While all my other work, already on absurdly tight deadlines, backed up.

***

I practiced valiantly each morning, though. When work is that crazy, morning practice is all about getting it done and moving on. Which is fine. In those instances, the practice is a surface upon which “real life” is anchored. During those times, practice and life aren’t integrated. Which isn’t — I suppose — optimal, but so be it.

I have a slip of paper here that I found in the yoga room this morning. On it, a note-to-self: Sometimes practice is all about the processing and transformation of despair.

Interestingly, we use the practice to *generate* despair, too. I mean, in the end, I imagine practice can be a despair processor for life-in-general. The funny thing, though, is that we generate all kinds of angst around the very practice itself, and then use that to refine the processor. Kinda funny.

***

When you are both alive and dead,
Thoroughly dead to yourself,
How superb
The smallest pleasure.

Bunan 1602-76

***

I just went out on the patio, realizing Tyler was being too quiet. Managed to sneak up on him: he was lying there with a little pile of dirt between his paws, which he’d taken from a planter and was happily eating. Nothing better than lying in the sun, eating some dirt. He looked up guiltily when he realized I was there. He is so freaking cute.

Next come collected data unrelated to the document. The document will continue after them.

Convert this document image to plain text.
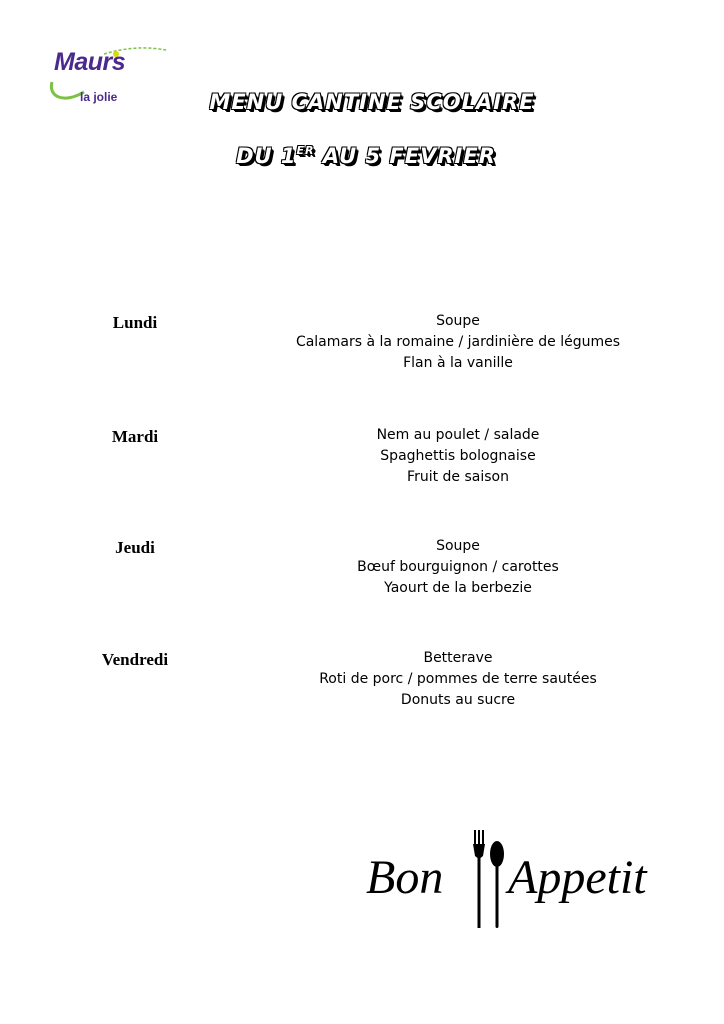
Maurs
la jolie	MENU CANTINE SCOLAIRE
DU 1ER AU 5 FEVRIER
Lundi	Soupe
Calamars à la romaine / jardinière de légumes
Flan à la vanille
Mardi	Nem au poulet / salade
Spaghettis bolognaise
Fruit de saison
Jeudi	Soupe
Bœuf bourguignon / carottes
Yaourt de la berbezie
Vendredi	Betterave
Roti de porc / pommes de terre sautées
Donuts au sucre
Bon Appetit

Now he’s here on the couch, trying to get hold of one of his favorite things: a hair tie. In this case, the hair tie I’m wearing.

***

Tyler is now on an elimination diet to try to pinpoint what, exactly, he is allergic to. The Cop brought him to his favorite vet in the world, which involves close to a two hour drive time (each way!). She is running blood tests, and in the meantime, an elimination diet.

And to top it off, Tyler is eating a vegetarian elimination diet. Brown rice, pinto beans, tofu, some green veggies, apples, carrots. That’s it.

The difference in his health is astonishing. His skin is no longer all pink and angry; he doesn’t scratch relentlessly; he sleeps better. He is so much happier.

Last night, I gave him some flax oil, and he had an allergy attack. I looked at the kibble we were feeding him. Yup. Flax. We’ll see what else the blood tests tell us when they come back.

The beauty part of this diet is that I am making huge pots of rice and beans. We keep all of the dog food on the middle shelf of the refrigerator. Maxine has always had a raw food diet: ground meat and bones, chopped veggies, raw eggs. Now there’s a tupperware of beans and one of rice and a container of tofu.

The Cop was kind of horrified the other morning as I made my lunch before work. “Are you eating the dog’s food?” he asked, as I pulled tubs off the middle shelf.

“Yeah! It’s great!” I replied. Very handy.

***

And now Tyler is fast asleep beside me, lying on his back with a length of climbing rope clenched in his teeth.